A study by a nationally recognized consulting firm examining affiliates of an adult volunteer-based literacy program in the United States showed that for every dollar invested in the program (focusing on students who had an average annual income of around $25,000), there was a $33 return in economic value. In a subsequent two-year effort, SMI confirmed results of this order of magnitude by using stratified samples from a component of this same charity.
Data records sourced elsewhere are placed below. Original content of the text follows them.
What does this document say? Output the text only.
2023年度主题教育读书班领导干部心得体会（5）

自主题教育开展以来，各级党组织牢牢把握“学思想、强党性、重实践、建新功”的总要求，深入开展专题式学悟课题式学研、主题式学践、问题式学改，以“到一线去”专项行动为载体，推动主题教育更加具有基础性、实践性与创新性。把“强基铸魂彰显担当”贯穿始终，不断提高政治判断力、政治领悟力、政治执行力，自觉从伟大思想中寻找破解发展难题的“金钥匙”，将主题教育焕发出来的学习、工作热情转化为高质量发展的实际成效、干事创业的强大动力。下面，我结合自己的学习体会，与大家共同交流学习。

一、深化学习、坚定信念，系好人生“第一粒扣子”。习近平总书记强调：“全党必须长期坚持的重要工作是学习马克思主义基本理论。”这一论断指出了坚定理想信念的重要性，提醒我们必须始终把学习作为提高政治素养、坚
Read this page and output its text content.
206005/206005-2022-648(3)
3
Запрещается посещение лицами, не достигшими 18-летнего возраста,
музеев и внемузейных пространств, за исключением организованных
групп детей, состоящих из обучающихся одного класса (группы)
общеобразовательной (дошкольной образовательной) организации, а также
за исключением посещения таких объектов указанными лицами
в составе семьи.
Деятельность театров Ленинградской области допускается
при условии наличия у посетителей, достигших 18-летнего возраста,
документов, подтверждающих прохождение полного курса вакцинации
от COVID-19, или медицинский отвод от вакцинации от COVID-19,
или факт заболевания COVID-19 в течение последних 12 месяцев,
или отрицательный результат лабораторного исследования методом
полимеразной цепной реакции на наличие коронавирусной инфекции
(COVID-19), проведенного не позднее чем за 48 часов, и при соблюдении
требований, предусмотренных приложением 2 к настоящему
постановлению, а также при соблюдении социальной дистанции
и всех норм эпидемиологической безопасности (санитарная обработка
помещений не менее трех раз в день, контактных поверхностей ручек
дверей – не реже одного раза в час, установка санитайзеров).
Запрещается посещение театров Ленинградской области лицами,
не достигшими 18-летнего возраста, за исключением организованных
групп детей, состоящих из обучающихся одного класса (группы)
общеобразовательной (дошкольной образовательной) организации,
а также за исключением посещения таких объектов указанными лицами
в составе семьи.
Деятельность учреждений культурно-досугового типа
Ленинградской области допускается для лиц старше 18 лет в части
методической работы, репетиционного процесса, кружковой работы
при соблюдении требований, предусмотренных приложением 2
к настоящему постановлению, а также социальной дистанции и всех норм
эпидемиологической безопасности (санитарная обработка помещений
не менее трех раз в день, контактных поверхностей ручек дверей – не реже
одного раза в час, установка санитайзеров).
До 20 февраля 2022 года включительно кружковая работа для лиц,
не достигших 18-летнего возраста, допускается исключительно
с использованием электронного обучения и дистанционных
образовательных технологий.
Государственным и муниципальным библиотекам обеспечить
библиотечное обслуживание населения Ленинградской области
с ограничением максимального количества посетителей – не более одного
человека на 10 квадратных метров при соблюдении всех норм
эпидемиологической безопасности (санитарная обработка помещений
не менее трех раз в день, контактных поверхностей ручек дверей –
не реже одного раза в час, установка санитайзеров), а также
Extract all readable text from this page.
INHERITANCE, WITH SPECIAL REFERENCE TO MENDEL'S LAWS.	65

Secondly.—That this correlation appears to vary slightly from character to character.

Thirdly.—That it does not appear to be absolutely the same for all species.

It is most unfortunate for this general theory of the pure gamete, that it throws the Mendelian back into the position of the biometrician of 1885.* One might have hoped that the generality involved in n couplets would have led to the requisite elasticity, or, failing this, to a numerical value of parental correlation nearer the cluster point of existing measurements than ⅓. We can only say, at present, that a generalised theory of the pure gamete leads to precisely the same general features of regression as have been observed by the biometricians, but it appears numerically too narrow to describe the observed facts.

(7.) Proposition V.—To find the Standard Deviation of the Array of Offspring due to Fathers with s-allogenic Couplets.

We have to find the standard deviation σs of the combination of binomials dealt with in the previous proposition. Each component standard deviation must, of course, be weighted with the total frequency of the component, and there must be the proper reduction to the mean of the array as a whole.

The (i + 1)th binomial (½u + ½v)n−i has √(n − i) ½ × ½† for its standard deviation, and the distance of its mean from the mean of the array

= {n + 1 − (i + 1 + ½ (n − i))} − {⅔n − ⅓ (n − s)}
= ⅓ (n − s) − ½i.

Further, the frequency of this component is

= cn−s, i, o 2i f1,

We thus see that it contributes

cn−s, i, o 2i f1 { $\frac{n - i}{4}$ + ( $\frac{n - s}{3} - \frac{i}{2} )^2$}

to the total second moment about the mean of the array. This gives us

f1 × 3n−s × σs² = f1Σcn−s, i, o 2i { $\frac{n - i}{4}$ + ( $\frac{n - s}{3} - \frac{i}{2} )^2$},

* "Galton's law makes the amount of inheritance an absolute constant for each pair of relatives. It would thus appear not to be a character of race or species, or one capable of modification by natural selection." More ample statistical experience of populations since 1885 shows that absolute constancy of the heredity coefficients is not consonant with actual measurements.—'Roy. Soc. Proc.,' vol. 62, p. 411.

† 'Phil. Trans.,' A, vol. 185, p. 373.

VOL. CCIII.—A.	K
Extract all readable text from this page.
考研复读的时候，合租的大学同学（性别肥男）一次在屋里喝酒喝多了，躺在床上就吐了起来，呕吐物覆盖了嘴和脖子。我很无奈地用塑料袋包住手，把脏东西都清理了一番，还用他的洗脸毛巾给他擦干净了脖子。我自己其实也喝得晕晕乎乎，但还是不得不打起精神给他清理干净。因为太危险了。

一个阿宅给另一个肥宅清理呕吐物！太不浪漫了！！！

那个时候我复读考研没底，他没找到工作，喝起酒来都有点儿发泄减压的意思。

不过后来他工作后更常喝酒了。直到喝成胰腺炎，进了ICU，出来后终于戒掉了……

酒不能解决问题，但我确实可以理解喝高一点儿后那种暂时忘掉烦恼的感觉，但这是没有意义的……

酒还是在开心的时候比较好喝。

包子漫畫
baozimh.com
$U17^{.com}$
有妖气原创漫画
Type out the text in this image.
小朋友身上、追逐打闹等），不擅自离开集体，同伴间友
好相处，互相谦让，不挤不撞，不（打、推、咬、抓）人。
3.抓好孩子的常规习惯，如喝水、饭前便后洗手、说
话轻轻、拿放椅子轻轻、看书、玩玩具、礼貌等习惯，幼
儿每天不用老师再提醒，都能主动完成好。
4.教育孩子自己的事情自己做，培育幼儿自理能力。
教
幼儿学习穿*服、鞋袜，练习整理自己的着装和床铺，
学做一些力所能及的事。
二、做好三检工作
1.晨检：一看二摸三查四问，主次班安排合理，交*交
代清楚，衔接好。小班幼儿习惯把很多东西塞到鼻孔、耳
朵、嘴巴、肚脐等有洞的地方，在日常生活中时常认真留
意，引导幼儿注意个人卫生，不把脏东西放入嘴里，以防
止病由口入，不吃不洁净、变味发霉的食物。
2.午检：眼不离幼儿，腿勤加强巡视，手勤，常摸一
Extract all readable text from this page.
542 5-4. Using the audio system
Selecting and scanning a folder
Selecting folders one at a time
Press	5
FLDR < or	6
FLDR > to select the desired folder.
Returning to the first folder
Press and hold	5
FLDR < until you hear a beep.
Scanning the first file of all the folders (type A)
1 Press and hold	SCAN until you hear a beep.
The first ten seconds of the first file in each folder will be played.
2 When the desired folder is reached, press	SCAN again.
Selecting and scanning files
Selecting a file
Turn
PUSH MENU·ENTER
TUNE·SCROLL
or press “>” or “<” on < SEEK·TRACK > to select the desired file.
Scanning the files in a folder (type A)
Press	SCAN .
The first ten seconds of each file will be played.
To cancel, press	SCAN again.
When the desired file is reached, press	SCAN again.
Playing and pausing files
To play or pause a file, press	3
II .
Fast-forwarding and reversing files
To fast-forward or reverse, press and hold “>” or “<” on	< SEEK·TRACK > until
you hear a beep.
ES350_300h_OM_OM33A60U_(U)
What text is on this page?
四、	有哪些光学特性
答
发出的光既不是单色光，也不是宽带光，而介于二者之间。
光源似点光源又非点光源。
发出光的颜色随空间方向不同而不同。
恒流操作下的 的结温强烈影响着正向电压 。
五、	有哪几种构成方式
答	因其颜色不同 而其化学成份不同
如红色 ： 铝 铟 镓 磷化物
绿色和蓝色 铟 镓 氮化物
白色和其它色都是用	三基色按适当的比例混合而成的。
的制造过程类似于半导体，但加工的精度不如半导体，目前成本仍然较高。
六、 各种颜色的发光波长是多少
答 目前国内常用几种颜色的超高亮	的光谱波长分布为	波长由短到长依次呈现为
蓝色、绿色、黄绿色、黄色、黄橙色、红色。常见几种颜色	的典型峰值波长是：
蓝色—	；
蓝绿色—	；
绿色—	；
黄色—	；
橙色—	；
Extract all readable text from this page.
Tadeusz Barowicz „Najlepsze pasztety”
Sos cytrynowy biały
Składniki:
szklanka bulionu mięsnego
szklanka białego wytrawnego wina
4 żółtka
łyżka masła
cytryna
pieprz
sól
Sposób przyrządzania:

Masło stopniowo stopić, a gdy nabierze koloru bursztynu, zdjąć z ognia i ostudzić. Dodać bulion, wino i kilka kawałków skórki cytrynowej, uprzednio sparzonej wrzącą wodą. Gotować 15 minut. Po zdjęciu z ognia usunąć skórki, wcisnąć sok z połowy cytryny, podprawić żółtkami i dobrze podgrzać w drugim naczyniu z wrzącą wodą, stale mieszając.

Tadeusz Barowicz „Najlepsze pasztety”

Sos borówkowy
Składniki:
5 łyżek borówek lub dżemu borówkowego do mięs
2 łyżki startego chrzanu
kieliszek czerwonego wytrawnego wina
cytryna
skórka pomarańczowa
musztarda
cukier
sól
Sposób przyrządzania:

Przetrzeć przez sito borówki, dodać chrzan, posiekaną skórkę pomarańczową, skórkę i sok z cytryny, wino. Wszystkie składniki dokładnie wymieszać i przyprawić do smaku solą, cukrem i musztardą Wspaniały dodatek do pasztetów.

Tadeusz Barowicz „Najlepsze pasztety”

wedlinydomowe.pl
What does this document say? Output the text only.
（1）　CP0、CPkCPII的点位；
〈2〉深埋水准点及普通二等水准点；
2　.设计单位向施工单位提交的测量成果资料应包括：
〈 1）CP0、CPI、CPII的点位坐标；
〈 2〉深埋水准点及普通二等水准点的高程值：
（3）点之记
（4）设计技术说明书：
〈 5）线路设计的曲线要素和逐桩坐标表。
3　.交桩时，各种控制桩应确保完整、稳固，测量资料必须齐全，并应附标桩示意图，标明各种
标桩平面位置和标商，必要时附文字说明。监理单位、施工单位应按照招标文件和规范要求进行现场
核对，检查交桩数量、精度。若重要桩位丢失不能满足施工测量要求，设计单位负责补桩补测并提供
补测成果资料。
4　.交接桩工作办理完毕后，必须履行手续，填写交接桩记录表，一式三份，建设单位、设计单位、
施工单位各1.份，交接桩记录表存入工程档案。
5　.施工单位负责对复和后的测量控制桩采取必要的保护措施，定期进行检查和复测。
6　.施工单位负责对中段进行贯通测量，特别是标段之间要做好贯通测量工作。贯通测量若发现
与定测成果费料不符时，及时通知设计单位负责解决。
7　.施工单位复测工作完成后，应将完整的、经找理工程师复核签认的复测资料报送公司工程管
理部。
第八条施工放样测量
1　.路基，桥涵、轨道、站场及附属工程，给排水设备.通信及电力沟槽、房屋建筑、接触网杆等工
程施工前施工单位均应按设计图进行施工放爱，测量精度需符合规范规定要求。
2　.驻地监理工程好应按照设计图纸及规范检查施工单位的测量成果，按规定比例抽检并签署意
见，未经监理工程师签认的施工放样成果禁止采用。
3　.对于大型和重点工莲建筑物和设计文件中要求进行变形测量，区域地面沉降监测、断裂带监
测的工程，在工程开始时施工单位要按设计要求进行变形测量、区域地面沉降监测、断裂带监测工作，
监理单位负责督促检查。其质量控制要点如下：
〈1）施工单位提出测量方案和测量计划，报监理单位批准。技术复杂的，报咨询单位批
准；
  • Our clients sometimes ask how the SROI we report for their organization or program compares with that of similar organizations.  This information provides context to our SROI estimates and may be useful as our clients use our SROI estimates to raise funds, assess the effectiveness of their programs and consider possible productivity improvements.  We offer to try to help organizations obtain this comparative information, either from us or other sources, in a cost-effective manner, subject to the condition that we will report aggregate or average SROIs wherever possible and otherwise will not identify by name individual organizations evaluated to avoid disgracing any particular organization.
  • SMI is looking for SROIs of over 5:1 for individuals earning less than $7,000 a year. We have identified several of these, including some in the 15:1 range or higher.

 1. See, e.g., Psacharopoulos, George; and Harry Anthony Patrinos. 2002. "Returns to Investment in Education: A Further Update," World Bank Policy Research Working Paper 2881.